I didn't decide to write stories if I didn't like them and didn't believe in their power and all that, but for all that art (even bad art) can inspire, they are not manifestos or manuals for meaningful change in our society. https://twitter.com/magencubed/status/1267078084588720130
Like, I've spent too much of my life dedicated to telling and reading and analysing stories to tell you they're junk, obviously, but they aren't substitution for a systemic analysis of our society, community building, understanding of political theory and a thousand other things.
A scroll through Hong Kong's protest art will tell you that stories & junk pop culture can inspire plenty.

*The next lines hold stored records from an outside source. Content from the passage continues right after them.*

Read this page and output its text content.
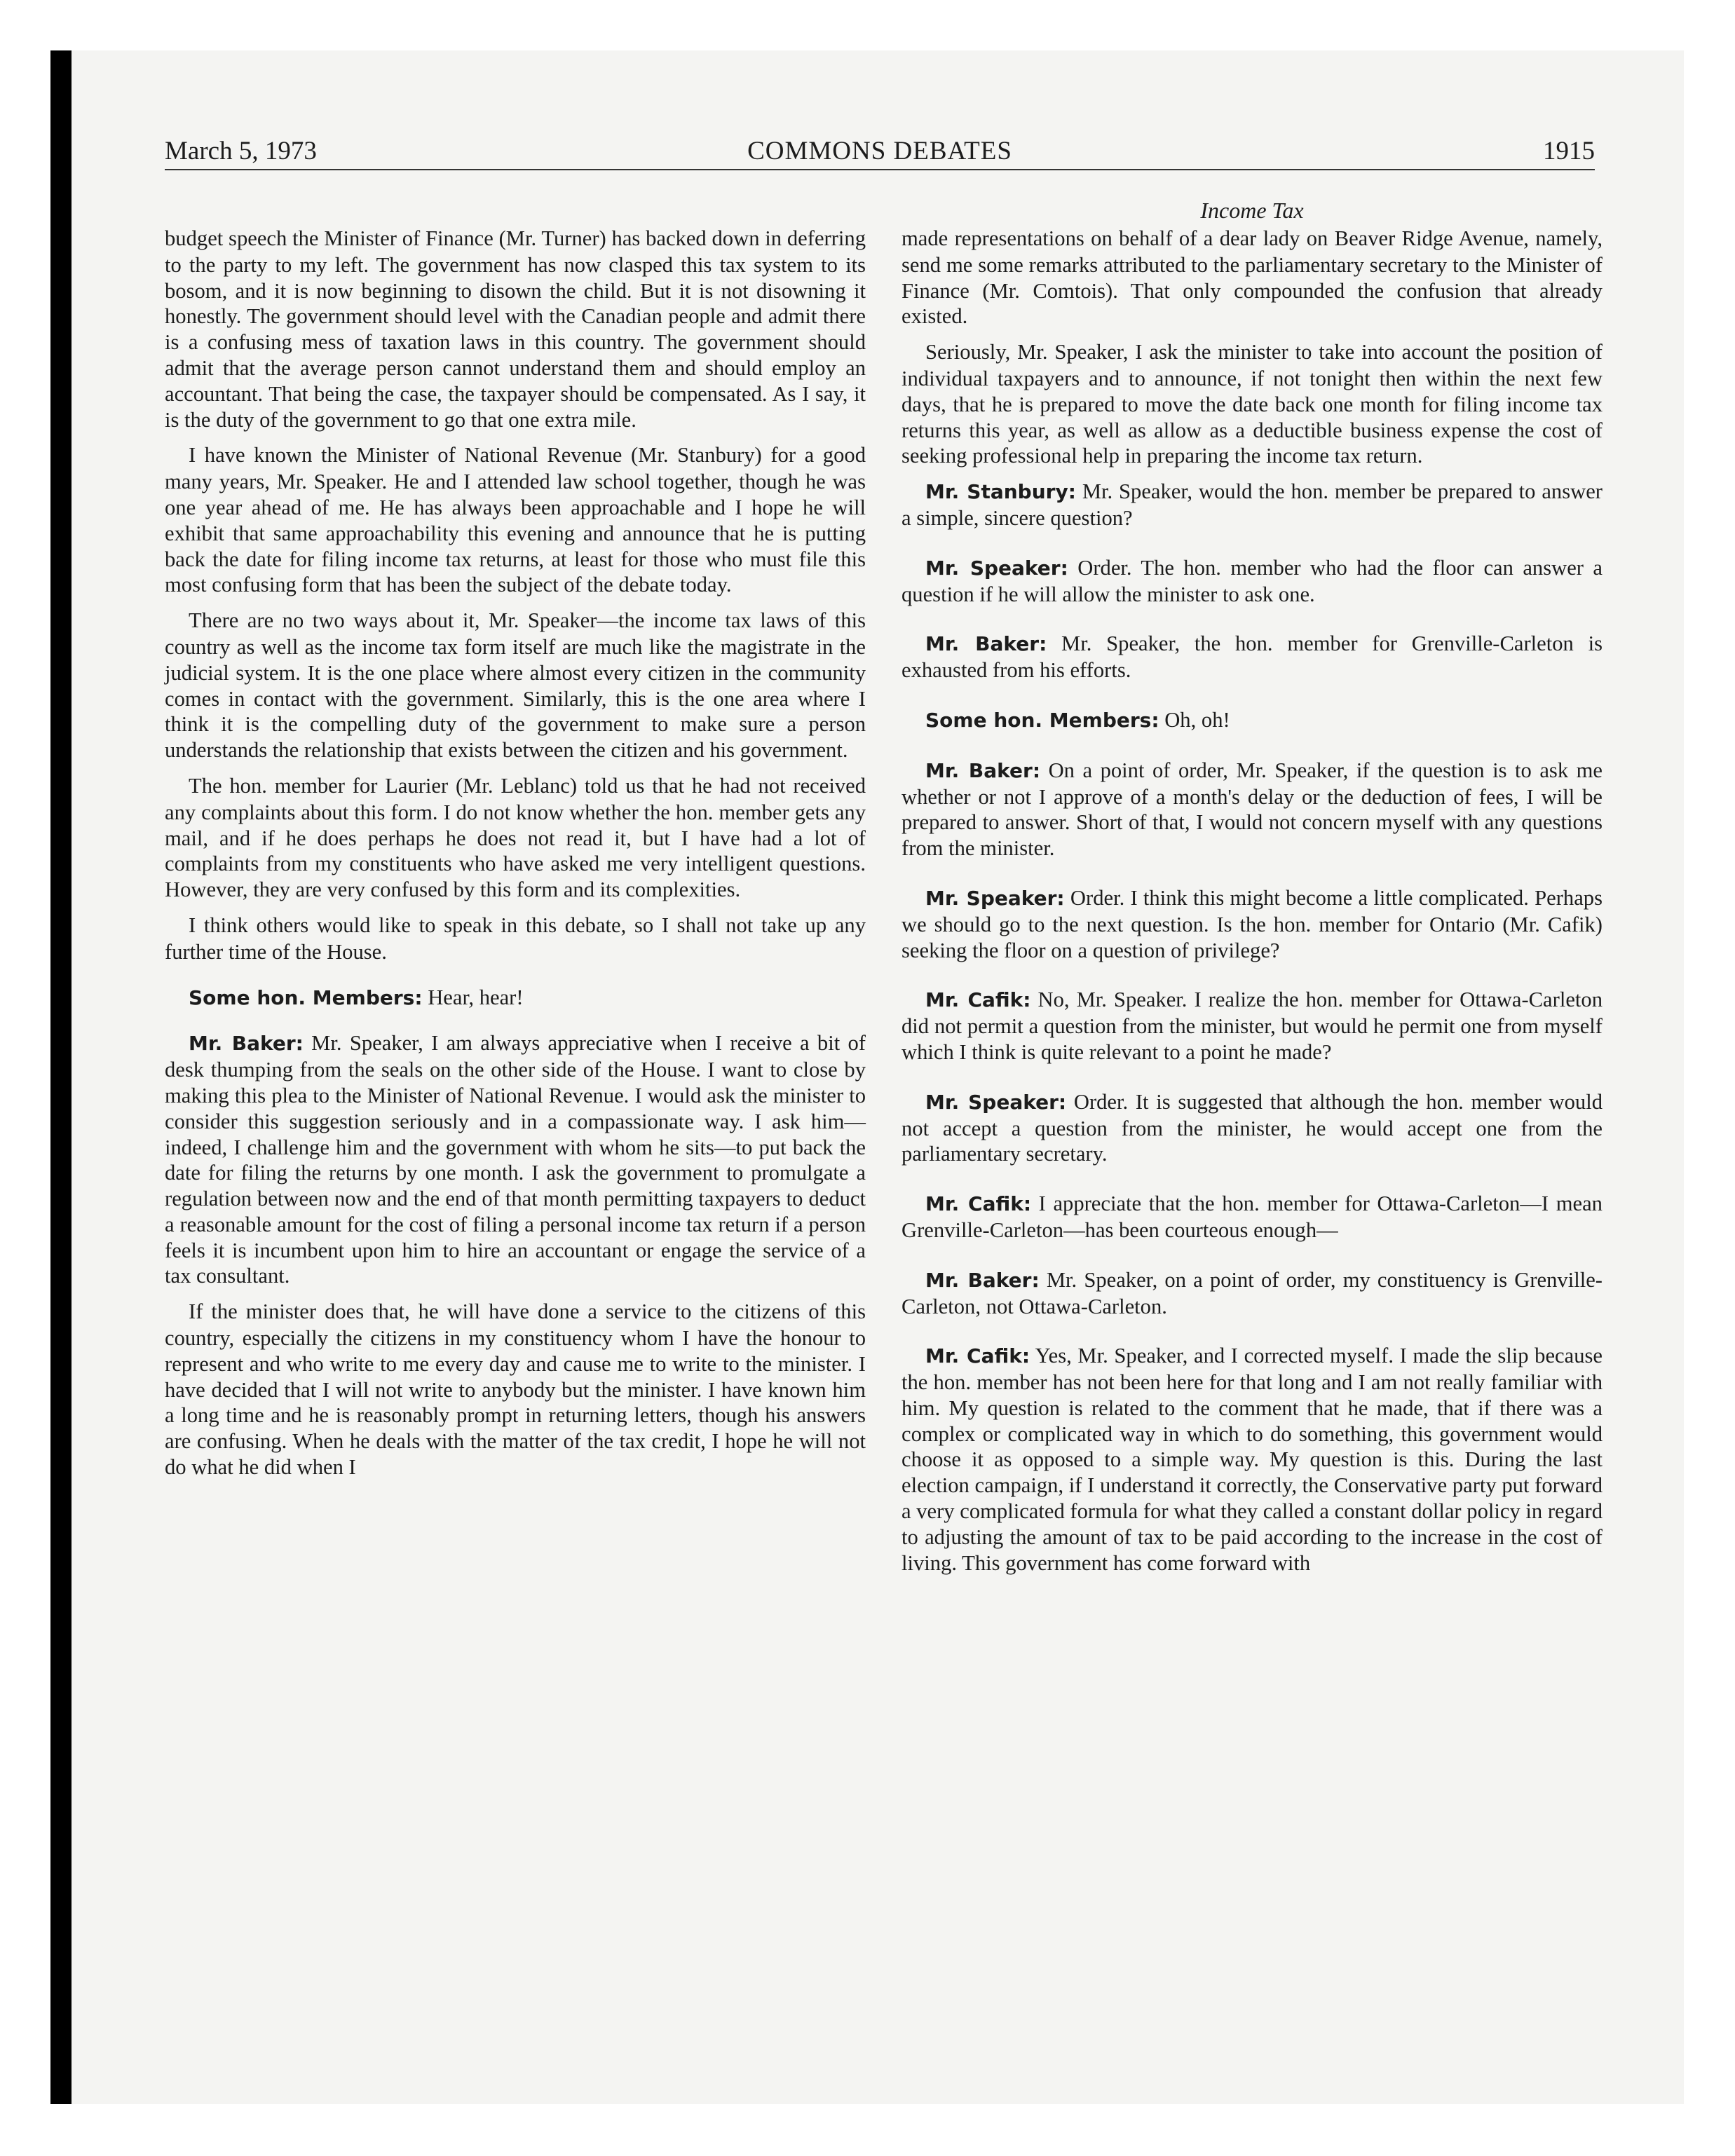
March 5, 1973	COMMONS DEBATES	1915
Income Tax

budget speech the Minister of Finance (Mr. Turner) has backed down in deferring to the party to my left. The government has now clasped this tax system to its bosom, and it is now beginning to disown the child. But it is not disowning it honestly. The government should level with the Canadian people and admit there is a confusing mess of taxation laws in this country. The government should admit that the average person cannot understand them and should employ an accountant. That being the case, the taxpayer should be compensated. As I say, it is the duty of the government to go that one extra mile.

I have known the Minister of National Revenue (Mr. Stanbury) for a good many years, Mr. Speaker. He and I attended law school together, though he was one year ahead of me. He has always been approachable and I hope he will exhibit that same approachability this evening and announce that he is putting back the date for filing income tax returns, at least for those who must file this most confusing form that has been the subject of the debate today.

There are no two ways about it, Mr. Speaker—the income tax laws of this country as well as the income tax form itself are much like the magistrate in the judicial system. It is the one place where almost every citizen in the community comes in contact with the government. Similarly, this is the one area where I think it is the compelling duty of the government to make sure a person understands the relationship that exists between the citizen and his government.

The hon. member for Laurier (Mr. Leblanc) told us that he had not received any complaints about this form. I do not know whether the hon. member gets any mail, and if he does perhaps he does not read it, but I have had a lot of complaints from my constituents who have asked me very intelligent questions. However, they are very confused by this form and its complexities.

I think others would like to speak in this debate, so I shall not take up any further time of the House.

Some hon. Members: Hear, hear!

Mr. Baker: Mr. Speaker, I am always appreciative when I receive a bit of desk thumping from the seals on the other side of the House. I want to close by making this plea to the Minister of National Revenue. I would ask the minister to consider this suggestion seriously and in a compassionate way. I ask him—indeed, I challenge him and the government with whom he sits—to put back the date for filing the returns by one month. I ask the government to promulgate a regulation between now and the end of that month permitting taxpayers to deduct a reasonable amount for the cost of filing a personal income tax return if a person feels it is incumbent upon him to hire an accountant or engage the service of a tax consultant.

If the minister does that, he will have done a service to the citizens of this country, especially the citizens in my constituency whom I have the honour to represent and who write to me every day and cause me to write to the minister. I have decided that I will not write to anybody but the minister. I have known him a long time and he is reasonably prompt in returning letters, though his answers are confusing. When he deals with the matter of the tax credit, I hope he will not do what he did when I

made representations on behalf of a dear lady on Beaver Ridge Avenue, namely, send me some remarks attributed to the parliamentary secretary to the Minister of Finance (Mr. Comtois). That only compounded the confusion that already existed.

Seriously, Mr. Speaker, I ask the minister to take into account the position of individual taxpayers and to announce, if not tonight then within the next few days, that he is prepared to move the date back one month for filing income tax returns this year, as well as allow as a deductible business expense the cost of seeking professional help in preparing the income tax return.

Mr. Stanbury: Mr. Speaker, would the hon. member be prepared to answer a simple, sincere question?

Mr. Speaker: Order. The hon. member who had the floor can answer a question if he will allow the minister to ask one.

Mr. Baker: Mr. Speaker, the hon. member for Grenville-Carleton is exhausted from his efforts.

Some hon. Members: Oh, oh!

Mr. Baker: On a point of order, Mr. Speaker, if the question is to ask me whether or not I approve of a month's delay or the deduction of fees, I will be prepared to answer. Short of that, I would not concern myself with any questions from the minister.

Mr. Speaker: Order. I think this might become a little complicated. Perhaps we should go to the next question. Is the hon. member for Ontario (Mr. Cafik) seeking the floor on a question of privilege?

Mr. Cafik: No, Mr. Speaker. I realize the hon. member for Ottawa-Carleton did not permit a question from the minister, but would he permit one from myself which I think is quite relevant to a point he made?

Mr. Speaker: Order. It is suggested that although the hon. member would not accept a question from the minister, he would accept one from the parliamentary secretary.

Mr. Cafik: I appreciate that the hon. member for Ottawa-Carleton—I mean Grenville-Carleton—has been courteous enough—

Mr. Baker: Mr. Speaker, on a point of order, my constituency is Grenville-Carleton, not Ottawa-Carleton.

Mr. Cafik: Yes, Mr. Speaker, and I corrected myself. I made the slip because the hon. member has not been here for that long and I am not really familiar with him. My question is related to the comment that he made, that if there was a complex or complicated way in which to do something, this government would choose it as opposed to a simple way. My question is this. During the last election campaign, if I understand it correctly, the Conservative party put forward a very complicated formula for what they called a constant dollar policy in regard to adjusting the amount of tax to be paid according to the increase in the cost of living. This government has come forward with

But they're not manifestos.

We can't be the substitute teacher who puts on an episode of X-Men instead of teaching about civil rights movements https://twitter.com/uwu_uwu_mo/status/1176630543049515009?s=21
It's the nature of stories that they will be using one thing to talk about another thing.

Metaphors are fundamental to stories, and not just in Juliet telling Romeo that she wishes he were a falcon that she can reel back to her hand or that her love is as boundless as the sea.

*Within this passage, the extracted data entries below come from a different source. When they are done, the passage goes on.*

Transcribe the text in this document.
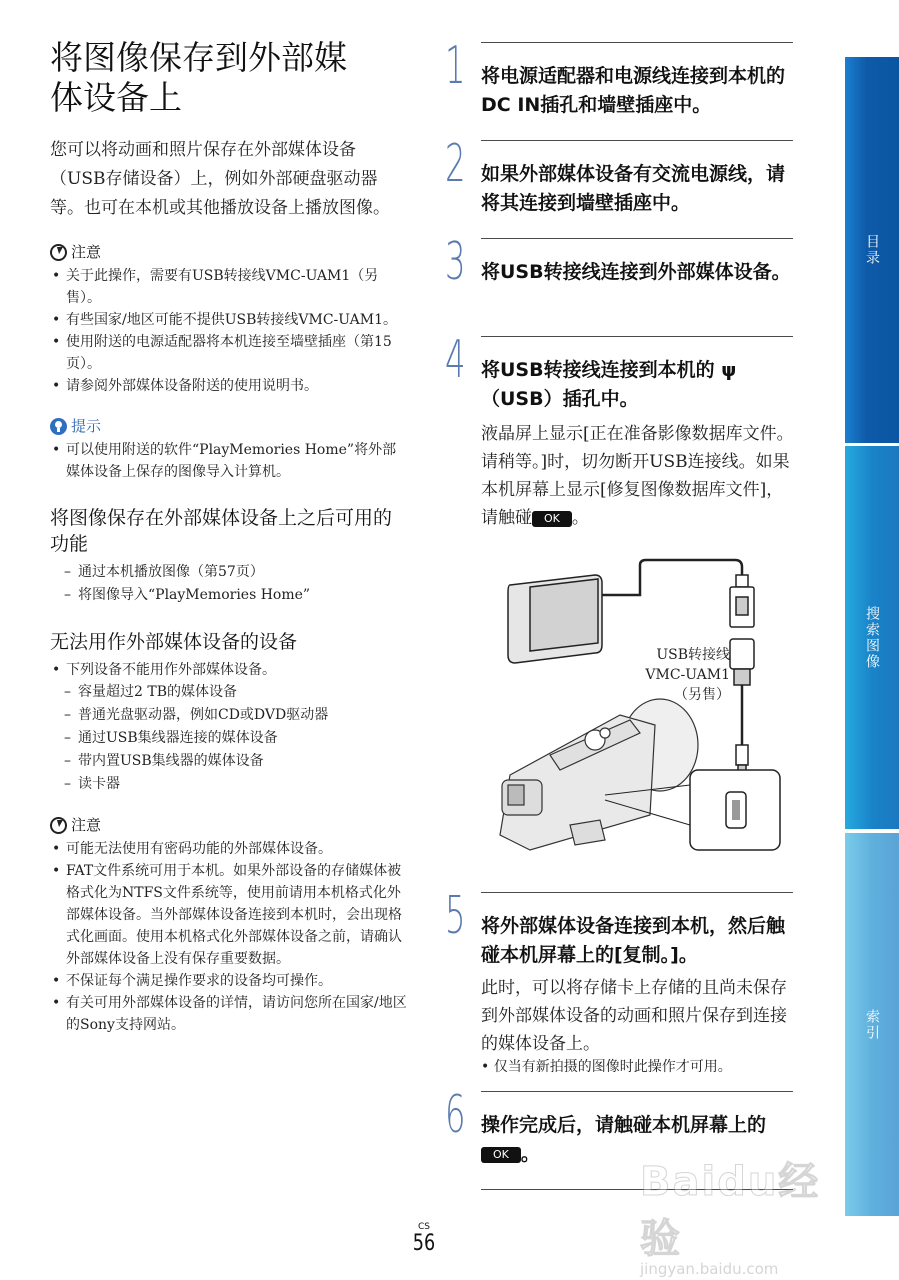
将图像保存到外部媒
体设备上

您可以将动画和照片保存在外部媒体设备（USB存储设备）上，例如外部硬盘驱动器等。也可在本机或其他播放设备上播放图像。

注意
• 关于此操作，需要有USB转接线VMC-UAM1（另售）。
• 有些国家/地区可能不提供USB转接线VMC-UAM1。
• 使用附送的电源适配器将本机连接至墙壁插座（第15页）。
• 请参阅外部媒体设备附送的使用说明书。
提示
• 可以使用附送的软件“PlayMemories Home”将外部媒体设备上保存的图像导入计算机。
将图像保存在外部媒体设备上之后可用的功能
– 通过本机播放图像（第57页）
– 将图像导入“PlayMemories Home”
无法用作外部媒体设备的设备
• 下列设备不能用作外部媒体设备。
– 容量超过2 TB的媒体设备
– 普通光盘驱动器，例如CD或DVD驱动器
– 通过USB集线器连接的媒体设备
– 带内置USB集线器的媒体设备
– 读卡器
注意
• 可能无法使用有密码功能的外部媒体设备。
• FAT文件系统可用于本机。如果外部设备的存储媒体被格式化为NTFS文件系统等，使用前请用本机格式化外部媒体设备。当外部媒体设备连接到本机时，会出现格式化画面。使用本机格式化外部媒体设备之前，请确认外部媒体设备上没有保存重要数据。
• 不保证每个满足操作要求的设备均可操作。
• 有关可用外部媒体设备的详情，请访问您所在国家/地区的Sony支持网站。
1 将电源适配器和电源线连接到本机的DC IN插孔和墙壁插座中。

2 如果外部媒体设备有交流电源线，请将其连接到墙壁插座中。

3 将USB转接线连接到外部媒体设备。

4 将USB转接线连接到本机的 ψ（USB）插孔中。

液晶屏上显示[正在准备影像数据库文件。请稍等。]时，切勿断开USB连接线。如果本机屏幕上显示[修复图像数据库文件]，请触碰 OK 。

5 将外部媒体设备连接到本机，然后触碰本机屏幕上的[复制。]。

此时，可以将存储卡上存储的且尚未保存到外部媒体设备的动画和照片保存到连接的媒体设备上。

• 仅当有新拍摄的图像时此操作才可用。
6 操作完成后，请触碰本机屏幕上的OK 。

USB转接线
VMC-UAM1
（另售）
目录
搜索图像
索引
Baidu经验
jingyan.baidu.com
CS
56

Metaphors are how we understand stories and relate them to our lives, they're how writers write about their lives, abstracted and indirectly, all their own experiences refracted through fiction.
Star Wars is about galactic empires and fascism, Hunger Games is about oppressive regimes and X-Men is about civil rights, sure, but it's also about the personal character arcs of their protagonists. The stories and the story world is built around them.
Stories are compelling when the broad strokes of the macro plot are mirrored in the emotional states of the characters. Pathetic fallacy, allegorical drama, etcetc. This isn't a criticism. But it just means they've of limited utility as a manifesto.